Time
Monday, January 1st, 2007Time is passing. The Time is coming. Which time? Well, at this time ; ) the one I’d like to discuss is when Unix Time overflows at 2038-01-19T03:14:08. The current solutions most people have proposed have involved recompiling anything necessary using either an unsigned time_t (giving another 70 years) or using a 64 bit value (giving another 292+ billion years) to delay the problem for a while.
These are fairly workable solutions, for a definition of workable that includes “somewhat quick and dirty”. Using usigned just puts off the problem a while, and I think going to 64 bits is both wasteful and stingy at the same time. Bothering to keep space for more than a million years, at the current rate of software change, is just a waste of time. : ) Additionally, NOT bothering to consistently track milliseconds (which can be very important for computing purposes) is just poor design based on too much emphasis on backwards compatibility. Normally I’m all over backwards compatibility, but I think enough things would still be broken by the improvement, that it might just be better to get fresh.
As cpu speeds continue to go up, someday we will exceed milliseconds, and have multiple log entries with the same timestamp.
What about the past? With a properly designed system, we could do a better job of dealing with history. Right now, when people want to specify a time in the past, they can only use binary timestamps for events going back to 1901. Anything earlier must be represented in another format, making direct comparisons impossible.
I am sure there are a number of historical applications that could benefit from a consistent, universal, linear time standard. One that comes to mind is digital photo collections that include scanned items; My personal collection does not currently go back before 1901, but it comes close, and I’m sure that others’ do.
Let’s replace that silly little 32 bit number with a 256 bit number!!! With 256 bits, we can measure the entire length of estimated creation in the smallest possible unit of time, Planck Time. Plank time is 5.4×10^-44 seconds, the big bang is estimated at 13.7×10^9 years ago, and a year is 3.2×10^7 seconds, for a total of about 8×10^61, which would take a little over 200 bits to represent. Add only one more bit, and you can go 13.7 billion years into the future too. Spice it up to 256 bits to keep the word-alignment folks happy, and you’ve got the universe in your pocket.

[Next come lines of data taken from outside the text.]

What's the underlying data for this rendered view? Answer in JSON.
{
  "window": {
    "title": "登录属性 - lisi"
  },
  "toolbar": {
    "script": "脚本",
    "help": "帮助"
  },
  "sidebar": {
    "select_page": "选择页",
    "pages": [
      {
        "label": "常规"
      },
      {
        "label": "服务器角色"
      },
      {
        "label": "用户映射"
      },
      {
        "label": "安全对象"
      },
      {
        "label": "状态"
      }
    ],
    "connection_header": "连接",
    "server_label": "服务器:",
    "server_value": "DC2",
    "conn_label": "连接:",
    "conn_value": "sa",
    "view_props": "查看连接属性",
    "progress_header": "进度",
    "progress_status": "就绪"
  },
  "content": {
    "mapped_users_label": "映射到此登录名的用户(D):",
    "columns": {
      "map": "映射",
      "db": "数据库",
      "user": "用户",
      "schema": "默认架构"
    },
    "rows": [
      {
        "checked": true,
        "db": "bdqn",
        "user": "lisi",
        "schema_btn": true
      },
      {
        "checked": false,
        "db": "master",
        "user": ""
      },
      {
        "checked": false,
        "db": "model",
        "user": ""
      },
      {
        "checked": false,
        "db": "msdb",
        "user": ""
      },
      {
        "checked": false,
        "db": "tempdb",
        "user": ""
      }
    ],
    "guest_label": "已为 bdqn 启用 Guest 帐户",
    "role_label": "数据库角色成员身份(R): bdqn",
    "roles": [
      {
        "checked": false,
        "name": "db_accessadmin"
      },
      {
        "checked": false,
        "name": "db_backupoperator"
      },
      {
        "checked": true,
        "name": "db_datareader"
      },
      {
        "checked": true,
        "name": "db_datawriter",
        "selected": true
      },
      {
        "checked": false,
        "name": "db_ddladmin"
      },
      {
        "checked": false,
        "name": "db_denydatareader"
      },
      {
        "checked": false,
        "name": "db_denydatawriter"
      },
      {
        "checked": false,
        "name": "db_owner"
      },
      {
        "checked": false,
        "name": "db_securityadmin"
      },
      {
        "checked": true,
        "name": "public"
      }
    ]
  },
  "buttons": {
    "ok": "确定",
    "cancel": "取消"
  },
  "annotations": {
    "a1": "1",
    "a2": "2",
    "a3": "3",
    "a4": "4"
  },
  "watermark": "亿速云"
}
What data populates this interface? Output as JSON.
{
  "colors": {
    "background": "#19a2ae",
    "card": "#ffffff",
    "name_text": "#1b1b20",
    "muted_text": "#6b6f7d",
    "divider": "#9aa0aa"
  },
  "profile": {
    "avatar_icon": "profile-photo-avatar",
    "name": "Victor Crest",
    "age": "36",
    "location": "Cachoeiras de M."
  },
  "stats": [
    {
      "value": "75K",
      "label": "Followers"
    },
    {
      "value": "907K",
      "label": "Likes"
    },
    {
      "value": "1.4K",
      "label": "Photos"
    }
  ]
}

Admitedly, we only have an estimate of Plank time, but anything that we use is going to need periodic correction for drift anyway… computers use some of the cheapest timepieces in creation… It would be nice to have a processor that could add only one in its time register, but as a matter of practicality (and probably special relativity too) until things get INSANELY fast, I think we’re going to be adding something like 5×10^34 or more each clock cycle.
Unfortunately a grand proposal like this will be destroyed by one of two things:
- THAT’S TOO MANY BYTES!
- Cope. it’s not that bad. Disk is cheap.
- WHERE SHOULD WE PUT ZERO?
- 14.7 billion years ago? 13.7 billion years ago? The “year” 0? 3BC? 30AD? 1901? 1970? 2000? 2001? I really don’t care too much, so long as no one tries to divide by it. (they will.)
I should mention though, that 13.7 billion years ago is probably a pretty hard time to pin down exactly, and someone is eventually likely to play with the date routines and find out something silly, like “The universe began on a thursday.”